I don't really know how to tune the parameters. I'll probably script an optimization using the -c flag, if it seems warranted after a quick lit review. Any other suggestions on changing the default params?

1 Answer 1


I suggest to watch this lecture for better understanding of spline interpolation and its implementation in v.surf.rst: https://www.youtube.com/watch?v=eLYsx-ADOGI

Generally, overshoots happen when you have very close points with very different z values. You can increase tension and increase smoothing to avoid them, but they can also come from errors in the data.

Using scalex and theta is probably a good idea with your point configuration.

Ignoring xxx points means that xxx points were skipped as being to close to each other, you can use dmin option to change default behavior, which is I believe half of current region's cell size.

Outputting either slope or curvature (pcurvature) raster gives you good idea about any discontinuities in the interpolated raster.

  • That lecture was pretty good.

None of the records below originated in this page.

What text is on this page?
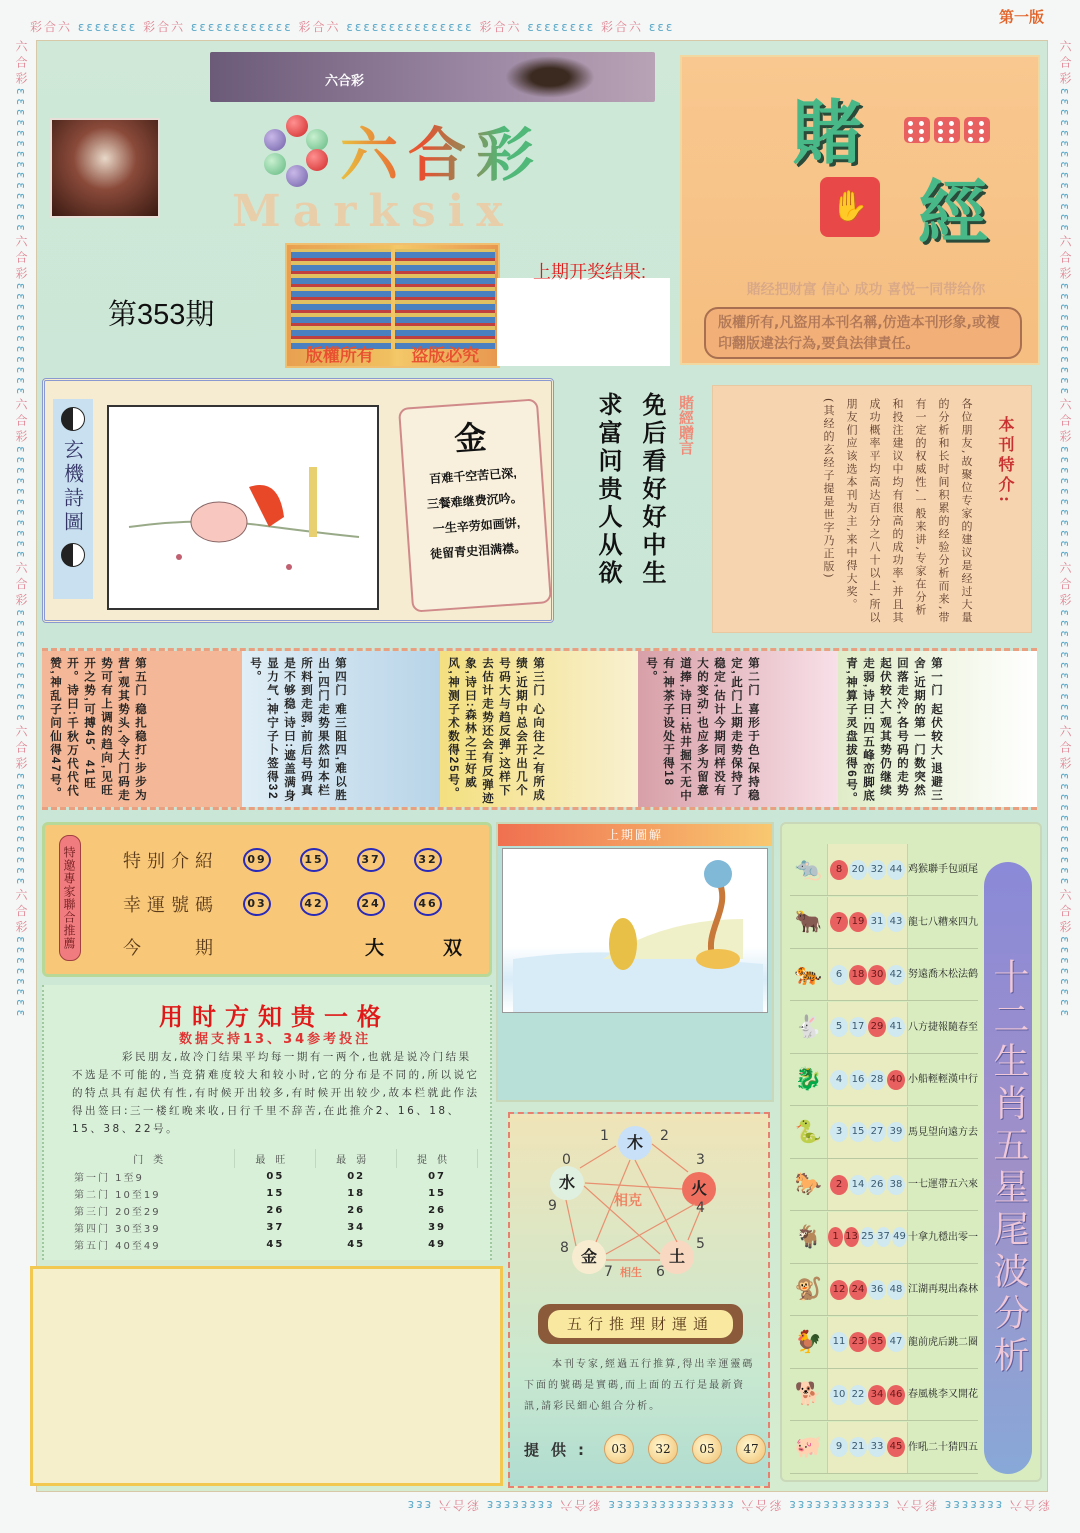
第一版
彩合六 ɛɛɛɛɛɛɛ 彩合六 ɛɛɛɛɛɛɛɛɛɛɛɛ 彩合六 ɛɛɛɛɛɛɛɛɛɛɛɛɛɛɛ 彩合六 ɛɛɛɛɛɛɛɛ 彩合六 ɛɛɛ
彩合六 ɛɛɛɛɛɛɛ 彩合六 ɛɛɛɛɛɛɛɛɛɛɛɛ 彩合六 ɛɛɛɛɛɛɛɛɛɛɛɛɛɛɛ 彩合六 ɛɛɛɛɛɛɛɛ 彩合六 ɛɛɛ
六合彩ɛɛɛɛɛɛɛɛɛɛɛɛɛɛ六合彩ɛɛɛɛɛɛɛɛɛɛɛ六合彩ɛɛɛɛɛɛɛɛɛɛɛ六合彩ɛɛɛɛɛɛɛɛɛɛɛ六合彩ɛɛɛɛɛɛɛɛɛɛɛ六合彩ɛɛɛɛɛɛɛɛ
六合彩ɛɛɛɛɛɛɛɛɛɛɛɛɛɛ六合彩ɛɛɛɛɛɛɛɛɛɛɛ六合彩ɛɛɛɛɛɛɛɛɛɛɛ六合彩ɛɛɛɛɛɛɛɛɛɛɛ六合彩ɛɛɛɛɛɛɛɛɛɛɛ六合彩ɛɛɛɛɛɛɛɛ
六合彩
六合彩
Marksix
版權所有 盗版必究
第353期
上期开奖结果:
賭
✋ 經
賭经把财富 信心 成功 喜悦一同带给你
版權所有,凡盜用本刊名稱,仿造本刊形象,或複印翻版違法行為,要負法律責任。
玄機詩圖
金
百难千空苦已深,
三餐难继费沉吟。
一生辛劳如画饼,
徒留青史泪满襟。
賭經贈言
免后看好好中生
求富问贵人从欲	各位朋友,故聚位专家的建议是经过大量的分析和长时间积累的经验分析而来,带有一定的权威性,一般来讲,专家在分析和投注建议中均有很高的成功率,并且其成功概率平均高达百分之八十以上,所以朋友们应该选本刊为主,来中得大奖。(其经的玄经子提是世字乃正版)	本刊特介:
第五门 稳扎稳打,步步为营,观其势头,令大门码走势可有上调的趋向,见旺开之势,可搏45、41旺开。诗曰:千秋万代代代赞,神乱子问仙得47号。	第四门 难三阻四,难以胜出,四门走势果然如本栏所料到走弱,前后号码真是不够稳,诗曰:遮盖满身显力气,神宁子卜签得32号。	第三门 心向往之,有所成绩,近期中总会开出几个号码大与趋反弹,这样下去估计走势还会有反弹迹象,诗曰:森林之王好威风,神测子术数得25号。	第二门 喜形于色,保持稳定,此门上期走势保持了稳定,估计今期同样没有大的变动,也应多为留意道捧,诗曰:枯井掘不无中有,神茶子设处于得18号。	第一门 起伏较大,退避三舍,近期的第一门数突然回落走冷,各号码的走势起伏较大,观其势仍继续走弱,诗曰:四五峰峦脚底青,神算子灵盘拔得6号。
特邀專家聯合推薦	特别介紹	09	15	37	32
幸運號碼	03	42	24	46
今　　期	大	双
用时方知贵一格
数据支持13、34参考投注
彩民朋友,故冷门结果平均每一期有一两个,也就是说冷门结果不选是不可能的,当竞猜难度较大和较小时,它的分布是不同的,所以说它的特点具有起伏有性,有时候开出较多,有时候开出较少,故本栏就此作法得出签曰:三一楼红晚来收,日行千里不辞苦,在此推介2、16、18、15、38、22号。
门类	最旺	最弱	提供
第一门 1至9	05	02	07
第二门 10至19	15	18	15
第三门 20至29	26	26	26
第四门 30至39	37	34	39
第五门 40至49	45	45	49
上期圖解
木
火
土
金
水
0
1	2
3
4
5
6
7
8
9	相克
相生
五行推理財運通
本刊专家,經過五行推算,得出幸運靈碼下面的號碼是實碼,而上面的五行是最新資訊,請彩民細心組合分析。
提供:	03	32	05	47
🐀	8 20 32 44 鸡猴聯手包頭尾
🐂	7 19 31 43 龍七八糟來四九
🐅	6 18 30 42 努遠喬木松法鹤
🐇	5 17 29 41 八方捷報隨春至
🐉	4 16 28 40 小船輕輕漢中行
🐍	3 15 27 39 馬見望向遠方去
🐎	2 14 26 38 一七運帶五六來
🐐	1 13 25 37 49 十拿九穩出零一
🐒	12 24 36 48 江湖再現出森林
🐓	11 23 35 47 龍前虎后跳二圈
🐕	10 22 34 46 春風桃李又開花
🐖	9 21 33 45 作吼二十猜四五
十二生肖五星尾波分析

I think that I need to deal with the anisotropy in the data before any tunning. The data presented at ~16:50 is basically what I'm dealing with and she even calls it "beach" data. However, its unclear how to estimate scalex and theta based on that lecture. I think I want to increase tension in the cross-shore direction (along the survey transects, because these points are naturally related) and decrease tension in the alongshore direction. So, following the GRASS docs for v.surf.rst, I should consider the survey transect the feature, not the beach. Correct?